NSA Overreach
Could Endanger Our Safety
By DICK MORRIS
Published on
DickMorris.com on August 2, 2013
After the Vietnam War, the Pentagon reflected on its wartime policies
and military tactics and came to understand that they fanned public
distrust in the military which, in turn, limited public support of their
actions. Our defense leaders grasped that they needed to modify
their tactics and policies in order to rebuild public confidence and
soon military prestige was restored and the military's effectiveness
returned.
The National Security Agency and the entire intelligence establishment
needs to go through this same process of self-reflection and to realize
that their overreaching in surveillance and their futile efforts to
cover-up what they are doing are undermining public support.

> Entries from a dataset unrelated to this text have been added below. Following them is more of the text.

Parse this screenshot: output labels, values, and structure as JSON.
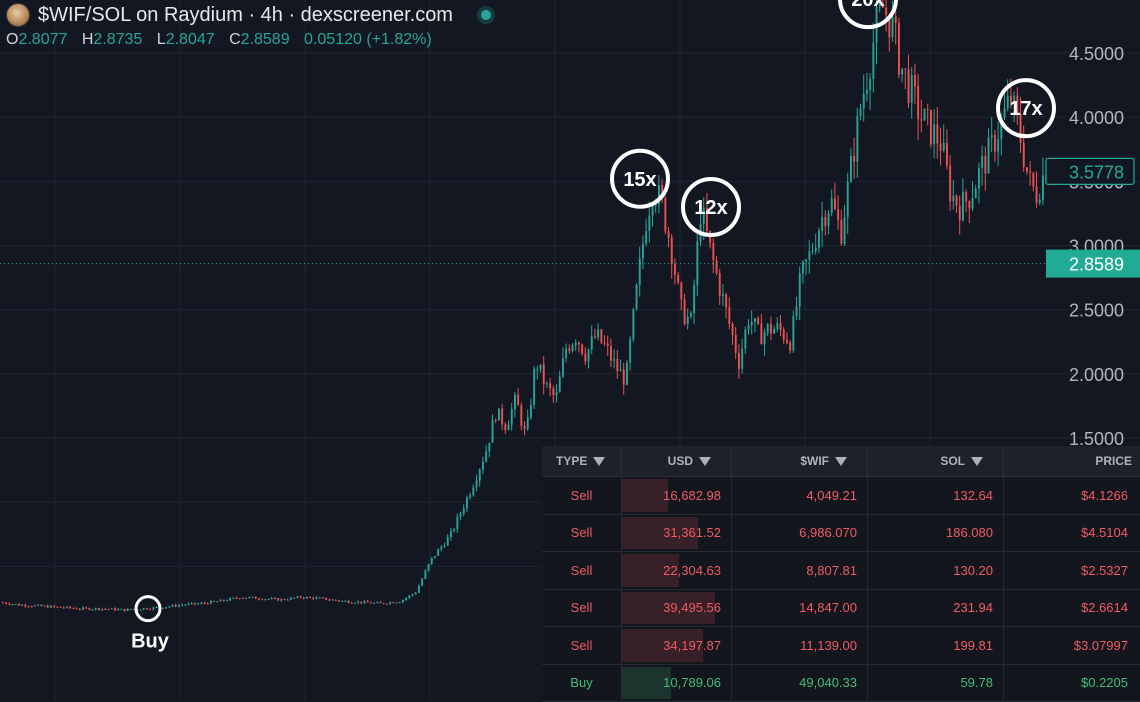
{
  "header": {
    "title": "$WIF/SOL on Raydium · 4h · dexscreener.com",
    "ohlc": {
      "o_label": "O",
      "o": "2.8077",
      "h_label": "H",
      "h": "2.8735",
      "l_label": "L",
      "l": "2.8047",
      "c_label": "C",
      "c": "2.8589",
      "change": "0.05120 (+1.82%)"
    }
  },
  "price_axis": {
    "current_price": "3.5778",
    "last_price": "2.8589"
  },
  "colors": {
    "up": "#26a69a",
    "down": "#ef5350",
    "background": "#131722",
    "grid": "#1f2430",
    "badge": "#22ab94"
  },
  "chart_data": {
    "type": "candlestick",
    "yticks": [
      "1.5000",
      "2.0000",
      "2.5000",
      "3.0000",
      "3.5000",
      "4.0000",
      "4.5000"
    ],
    "ylim": [
      0.0,
      4.8
    ],
    "grid": true,
    "price_path": [
      [
        0,
        0.22
      ],
      [
        18,
        0.2
      ],
      [
        40,
        0.19
      ],
      [
        60,
        0.18
      ],
      [
        80,
        0.17
      ],
      [
        100,
        0.17
      ],
      [
        125,
        0.16
      ],
      [
        140,
        0.17
      ],
      [
        160,
        0.18
      ],
      [
        180,
        0.2
      ],
      [
        200,
        0.21
      ],
      [
        220,
        0.23
      ],
      [
        240,
        0.26
      ],
      [
        260,
        0.25
      ],
      [
        280,
        0.24
      ],
      [
        300,
        0.26
      ],
      [
        320,
        0.25
      ],
      [
        340,
        0.23
      ],
      [
        360,
        0.22
      ],
      [
        380,
        0.21
      ],
      [
        400,
        0.23
      ],
      [
        415,
        0.3
      ],
      [
        430,
        0.55
      ],
      [
        450,
        0.75
      ],
      [
        470,
        1.1
      ],
      [
        485,
        1.4
      ],
      [
        495,
        1.7
      ],
      [
        505,
        1.6
      ],
      [
        515,
        1.8
      ],
      [
        525,
        1.5
      ],
      [
        535,
        2.1
      ],
      [
        545,
        1.9
      ],
      [
        555,
        1.8
      ],
      [
        565,
        2.2
      ],
      [
        575,
        2.3
      ],
      [
        585,
        2.15
      ],
      [
        595,
        2.3
      ],
      [
        605,
        2.2
      ],
      [
        615,
        2.05
      ],
      [
        625,
        1.95
      ],
      [
        635,
        2.6
      ],
      [
        645,
        3.2
      ],
      [
        652,
        3.45
      ],
      [
        660,
        3.35
      ],
      [
        670,
        3.0
      ],
      [
        680,
        2.5
      ],
      [
        690,
        2.4
      ],
      [
        700,
        3.3
      ],
      [
        708,
        3.0
      ],
      [
        718,
        2.7
      ],
      [
        728,
        2.4
      ],
      [
        738,
        2.1
      ],
      [
        748,
        2.45
      ],
      [
        758,
        2.3
      ],
      [
        768,
        2.35
      ],
      [
        778,
        2.35
      ],
      [
        790,
        2.25
      ],
      [
        800,
        2.75
      ],
      [
        810,
        2.95
      ],
      [
        820,
        3.2
      ],
      [
        830,
        3.35
      ],
      [
        840,
        3.1
      ],
      [
        850,
        3.6
      ],
      [
        860,
        4.1
      ],
      [
        868,
        4.4
      ],
      [
        875,
        4.7
      ],
      [
        882,
        4.85
      ],
      [
        890,
        4.75
      ],
      [
        900,
        4.4
      ],
      [
        910,
        4.2
      ],
      [
        920,
        4.0
      ],
      [
        930,
        3.9
      ],
      [
        940,
        3.8
      ],
      [
        950,
        3.4
      ],
      [
        960,
        3.3
      ],
      [
        970,
        3.4
      ],
      [
        980,
        3.6
      ],
      [
        990,
        3.75
      ],
      [
        1000,
        3.95
      ],
      [
        1010,
        4.15
      ],
      [
        1018,
        3.9
      ],
      [
        1028,
        3.5
      ],
      [
        1035,
        3.4
      ],
      [
        1045,
        3.6
      ]
    ],
    "annotations": [
      {
        "label": "Buy",
        "x": 148,
        "price": 0.17
      },
      {
        "label": "15x",
        "x": 640,
        "price": 3.52
      },
      {
        "label": "12x",
        "x": 711,
        "price": 3.3
      },
      {
        "label": "20x",
        "x": 868,
        "price": 4.92
      },
      {
        "label": "17x",
        "x": 1026,
        "price": 4.07
      }
    ],
    "current_price": 3.5778,
    "last_price": 2.8589
  },
  "trades": {
    "columns": {
      "type": "TYPE",
      "usd": "USD",
      "wif": "$WIF",
      "sol": "SOL",
      "price": "PRICE"
    },
    "rows": [
      {
        "type": "Sell",
        "usd": "16,682.98",
        "wif": "4,049.21",
        "sol": "132.64",
        "price": "$4.1266",
        "usd_fill": 0.42
      },
      {
        "type": "Sell",
        "usd": "31,361.52",
        "wif": "6,986.070",
        "sol": "186.080",
        "price": "$4.5104",
        "usd_fill": 0.7
      },
      {
        "type": "Sell",
        "usd": "22,304.63",
        "wif": "8,807.81",
        "sol": "130.20",
        "price": "$2.5327",
        "usd_fill": 0.52
      },
      {
        "type": "Sell",
        "usd": "39,495.56",
        "wif": "14,847.00",
        "sol": "231.94",
        "price": "$2.6614",
        "usd_fill": 0.85
      },
      {
        "type": "Sell",
        "usd": "34,197.87",
        "wif": "11,139.00",
        "sol": "199.81",
        "price": "$3.07997",
        "usd_fill": 0.74
      },
      {
        "type": "Buy",
        "usd": "10,789.06",
        "wif": "49,040.33",
        "sol": "59.78",
        "price": "$0.2205",
        "usd_fill": 0.45
      }
    ]
  }
}
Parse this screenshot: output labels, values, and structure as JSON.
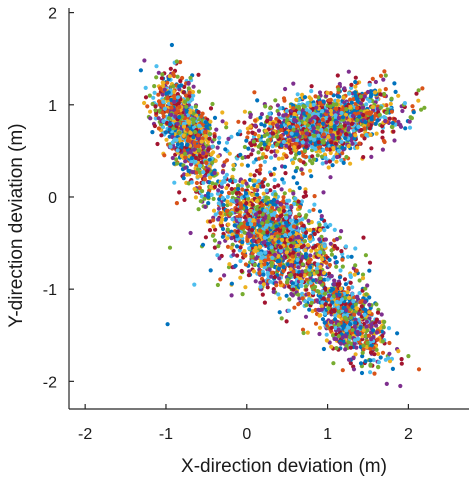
{
  "chart_data": {
    "type": "scatter",
    "title": "",
    "xlabel": "X-direction deviation (m)",
    "ylabel": "Y-direction deviation (m)",
    "xlim": [
      -2.2,
      2.75
    ],
    "ylim": [
      -2.3,
      2.05
    ],
    "xticks": [
      -2,
      -1,
      0,
      1,
      2
    ],
    "yticks": [
      -2,
      -1,
      0,
      1,
      2
    ],
    "xtick_labels": [
      "-2",
      "-1",
      "0",
      "1",
      "2"
    ],
    "ytick_labels": [
      "-2",
      "-1",
      "0",
      "1",
      "2"
    ],
    "grid": false,
    "legend": "none",
    "palette": [
      "#0072bd",
      "#d95319",
      "#edb120",
      "#7e2f8e",
      "#77ac30",
      "#4dbeee",
      "#a2142f"
    ],
    "clusters": [
      {
        "x": -0.75,
        "y": 0.75,
        "sx": 0.18,
        "sy": 0.26,
        "rho": -0.55,
        "n": 1100
      },
      {
        "x": 0.95,
        "y": 0.78,
        "sx": 0.42,
        "sy": 0.18,
        "rho": 0.35,
        "n": 1700
      },
      {
        "x": 0.35,
        "y": -0.45,
        "sx": 0.4,
        "sy": 0.34,
        "rho": -0.55,
        "n": 1700
      },
      {
        "x": 1.3,
        "y": -1.35,
        "sx": 0.22,
        "sy": 0.22,
        "rho": -0.5,
        "n": 700
      }
    ],
    "outliers": [
      {
        "x": -0.98,
        "y": -1.38
      },
      {
        "x": -0.95,
        "y": -0.55
      },
      {
        "x": -0.65,
        "y": -0.95
      },
      {
        "x": 1.9,
        "y": -2.05
      },
      {
        "x": 2.1,
        "y": 1.12
      },
      {
        "x": 1.75,
        "y": -1.75
      },
      {
        "x": -1.2,
        "y": 1.1
      },
      {
        "x": 0.95,
        "y": 0.05
      }
    ]
  }
}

Because we live in a democracy, unless the NSA gets it and grasps that
it can't continue to conceal and overreach and still get the public
backing it needs to fulfill its mission, they may face a backlash which
could cripple their efforts to protect us.

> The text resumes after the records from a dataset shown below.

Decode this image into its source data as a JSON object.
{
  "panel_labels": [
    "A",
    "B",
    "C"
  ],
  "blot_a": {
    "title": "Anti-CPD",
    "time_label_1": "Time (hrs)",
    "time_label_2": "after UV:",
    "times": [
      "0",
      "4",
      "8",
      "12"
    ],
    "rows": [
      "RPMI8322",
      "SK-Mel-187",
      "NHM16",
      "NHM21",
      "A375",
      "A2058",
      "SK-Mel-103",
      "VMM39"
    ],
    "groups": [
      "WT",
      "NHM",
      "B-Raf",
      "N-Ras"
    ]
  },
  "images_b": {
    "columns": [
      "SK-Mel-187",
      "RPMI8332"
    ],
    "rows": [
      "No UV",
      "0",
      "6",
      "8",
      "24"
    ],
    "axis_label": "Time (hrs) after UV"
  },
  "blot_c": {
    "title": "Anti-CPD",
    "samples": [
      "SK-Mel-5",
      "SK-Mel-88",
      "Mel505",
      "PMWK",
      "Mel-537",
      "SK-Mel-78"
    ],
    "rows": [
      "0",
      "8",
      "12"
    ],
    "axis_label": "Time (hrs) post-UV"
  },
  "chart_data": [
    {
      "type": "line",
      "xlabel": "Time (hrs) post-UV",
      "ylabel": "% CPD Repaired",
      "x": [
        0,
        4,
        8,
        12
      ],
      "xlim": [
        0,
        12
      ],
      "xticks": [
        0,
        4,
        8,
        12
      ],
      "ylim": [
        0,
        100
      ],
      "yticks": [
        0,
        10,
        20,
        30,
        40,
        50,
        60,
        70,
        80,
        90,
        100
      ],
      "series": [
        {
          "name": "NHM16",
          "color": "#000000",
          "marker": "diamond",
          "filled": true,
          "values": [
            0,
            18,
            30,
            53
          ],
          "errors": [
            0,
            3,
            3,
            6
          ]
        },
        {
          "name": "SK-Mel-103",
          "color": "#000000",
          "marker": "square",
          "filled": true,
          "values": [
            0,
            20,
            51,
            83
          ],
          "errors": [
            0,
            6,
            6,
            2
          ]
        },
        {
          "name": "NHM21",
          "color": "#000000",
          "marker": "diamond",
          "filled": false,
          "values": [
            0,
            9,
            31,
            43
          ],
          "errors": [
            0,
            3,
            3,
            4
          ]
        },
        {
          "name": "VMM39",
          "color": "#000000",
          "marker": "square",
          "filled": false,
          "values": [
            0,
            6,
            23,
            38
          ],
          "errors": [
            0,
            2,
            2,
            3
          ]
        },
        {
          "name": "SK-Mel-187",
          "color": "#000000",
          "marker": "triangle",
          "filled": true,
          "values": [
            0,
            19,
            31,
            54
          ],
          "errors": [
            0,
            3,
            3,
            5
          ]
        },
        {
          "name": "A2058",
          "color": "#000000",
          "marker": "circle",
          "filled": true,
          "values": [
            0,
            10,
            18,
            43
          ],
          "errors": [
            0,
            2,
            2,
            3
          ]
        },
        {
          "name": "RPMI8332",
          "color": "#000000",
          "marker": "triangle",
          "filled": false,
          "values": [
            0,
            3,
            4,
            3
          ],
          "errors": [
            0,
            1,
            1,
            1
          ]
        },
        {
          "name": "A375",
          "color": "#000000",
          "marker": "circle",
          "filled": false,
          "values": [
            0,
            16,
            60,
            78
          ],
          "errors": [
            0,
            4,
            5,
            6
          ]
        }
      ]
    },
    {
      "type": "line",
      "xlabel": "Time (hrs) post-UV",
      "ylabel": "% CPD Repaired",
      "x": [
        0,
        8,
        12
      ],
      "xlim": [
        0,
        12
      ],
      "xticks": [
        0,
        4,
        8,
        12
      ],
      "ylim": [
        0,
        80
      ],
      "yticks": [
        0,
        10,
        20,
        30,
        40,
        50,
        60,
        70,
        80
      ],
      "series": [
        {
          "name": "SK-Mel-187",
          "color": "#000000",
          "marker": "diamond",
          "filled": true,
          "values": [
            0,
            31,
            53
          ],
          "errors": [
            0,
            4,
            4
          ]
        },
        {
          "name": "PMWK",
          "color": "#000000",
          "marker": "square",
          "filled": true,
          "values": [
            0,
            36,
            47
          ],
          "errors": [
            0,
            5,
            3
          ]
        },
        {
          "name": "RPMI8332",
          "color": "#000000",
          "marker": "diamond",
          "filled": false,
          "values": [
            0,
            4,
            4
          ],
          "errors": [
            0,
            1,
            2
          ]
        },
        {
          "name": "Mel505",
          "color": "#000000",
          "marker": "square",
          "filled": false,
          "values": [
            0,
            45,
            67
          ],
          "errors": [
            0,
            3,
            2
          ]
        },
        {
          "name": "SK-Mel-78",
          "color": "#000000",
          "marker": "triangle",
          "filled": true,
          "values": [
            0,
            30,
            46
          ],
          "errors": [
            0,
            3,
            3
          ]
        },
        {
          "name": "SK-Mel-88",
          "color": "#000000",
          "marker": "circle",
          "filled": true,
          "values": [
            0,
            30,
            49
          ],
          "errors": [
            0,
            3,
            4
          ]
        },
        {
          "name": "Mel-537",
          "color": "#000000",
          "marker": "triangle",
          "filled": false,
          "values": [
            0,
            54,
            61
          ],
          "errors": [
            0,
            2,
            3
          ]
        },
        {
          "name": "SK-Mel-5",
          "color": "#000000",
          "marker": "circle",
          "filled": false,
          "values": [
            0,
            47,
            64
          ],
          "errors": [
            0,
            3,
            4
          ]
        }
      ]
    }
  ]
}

One thinks back to the 70s when a Senate committee headed by Idaho
Democrat Sen. Frank Church investigated CIA activities and horrified
Americans with its tales of secrecy, assassinations, abductions and the
like.
The results of the Church hearings were that
the CIA was effectively crippled for a decade and we were helpless and
blind as a nation.
But the criticism of the NSA will not be muted nor should it be.
The agency is invading our privacy is outrageous ways that are
inconsistent with democratic government and refuses to be honest or open
that defies accountable and transparent governance.

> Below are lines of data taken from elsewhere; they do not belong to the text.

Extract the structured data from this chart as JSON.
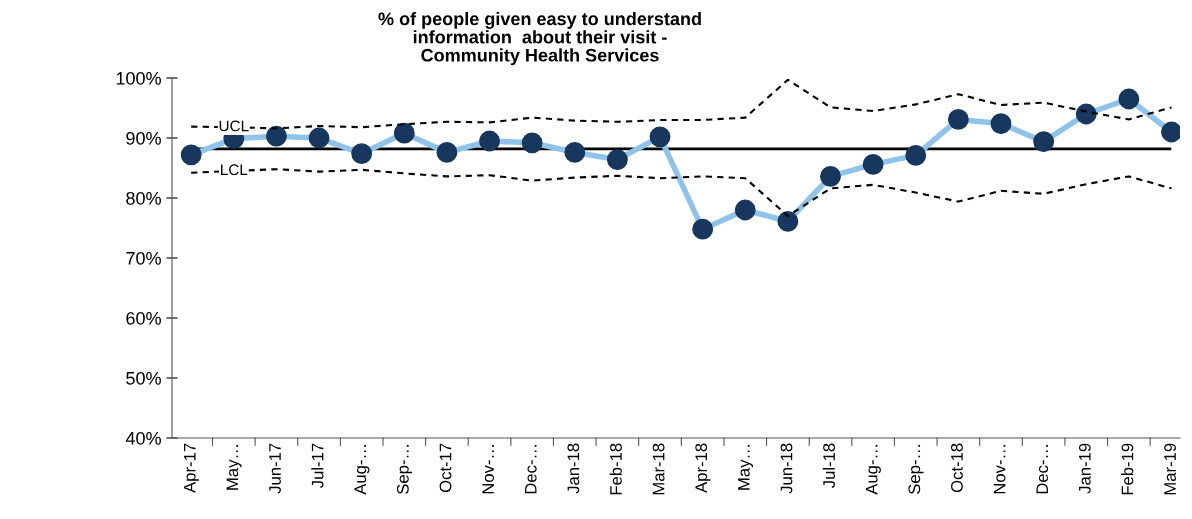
{
  "chart_data": {
    "type": "line",
    "title": "% of people given easy to understand\ninformation  about their visit -\nCommunity Health Services",
    "categories": [
      "Apr-17",
      "May…",
      "Jun-17",
      "Jul-17",
      "Aug-…",
      "Sep-…",
      "Oct-17",
      "Nov-…",
      "Dec-…",
      "Jan-18",
      "Feb-18",
      "Mar-18",
      "Apr-18",
      "May…",
      "Jun-18",
      "Jul-18",
      "Aug-…",
      "Sep-…",
      "Oct-18",
      "Nov-…",
      "Dec-…",
      "Jan-19",
      "Feb-19",
      "Mar-19"
    ],
    "series": [
      {
        "color": "#8fc3ea",
        "marker": "circle",
        "line_style": "solid",
        "values": [
          87.2,
          89.9,
          90.3,
          90.0,
          87.4,
          90.8,
          87.6,
          89.5,
          89.2,
          87.6,
          86.4,
          90.2,
          74.8,
          78.0,
          76.1,
          83.6,
          85.6,
          87.1,
          93.1,
          92.4,
          89.4,
          94.0,
          96.5,
          91.0
        ]
      },
      {
        "name": "UCL",
        "color": "#000000",
        "marker": "none",
        "line_style": "dashed",
        "values": [
          91.9,
          91.8,
          91.6,
          92.0,
          91.8,
          92.3,
          92.7,
          92.6,
          93.4,
          92.9,
          92.7,
          93.0,
          93.0,
          93.4,
          99.7,
          95.1,
          94.5,
          95.6,
          97.3,
          95.5,
          95.9,
          94.4,
          93.1,
          95.1
        ]
      },
      {
        "name": "LCL",
        "color": "#000000",
        "marker": "none",
        "line_style": "dashed",
        "values": [
          84.2,
          84.5,
          84.8,
          84.4,
          84.7,
          84.1,
          83.6,
          83.8,
          82.9,
          83.4,
          83.7,
          83.3,
          83.6,
          83.3,
          77.0,
          81.6,
          82.2,
          80.9,
          79.4,
          81.2,
          80.7,
          82.3,
          83.6,
          81.6
        ]
      }
    ],
    "ref_lines": [
      {
        "axis": "y",
        "value": 88.2,
        "color": "#000000",
        "line_style": "solid"
      }
    ],
    "ylim": [
      40,
      100
    ],
    "yticks": [
      {
        "value": 40,
        "label": "40%"
      },
      {
        "value": 50,
        "label": "50%"
      },
      {
        "value": 60,
        "label": "60%"
      },
      {
        "value": 70,
        "label": "70%"
      },
      {
        "value": 80,
        "label": "80%"
      },
      {
        "value": 90,
        "label": "90%"
      },
      {
        "value": 100,
        "label": "100%"
      }
    ],
    "grid": false,
    "legend": false
  }
}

General Petraeus understood that if the military in Iraq attacked
civilians, while it might kill some insurgents, the price of alienating
ordinary Iraqis was not worth it. It is that sort of thinking we
need at the NSA. They must grasp that if they push the envelope on
surveillance and lie about it they will undermine the democratic mandate
they need to operate.
I would have voted to cut off NSA surveillance funding to get their
attention and to penetrate the arrogant, self-involved secrecy which
permeates the agency. It was rejected by seven votes. Next
time, it will probably pass unless or until the NSA gets that it just
can't do stuff like this and get away with it.
If the surveillance is helpful in smashing terror plots, that's just too
bad. The NSA, like the New York Police Department, had just better
come up with ways to stop terrorists that comports with our notions of
privacy and limitations on government action and authority.
Of course, the NSA could go the other way and decide to double-down and
use its access to our secrets to terrify us and suppress dissent.
Then we will be en route to a fascist state. One hopes that's not
on their menu of options, but sometimes I am not so sure.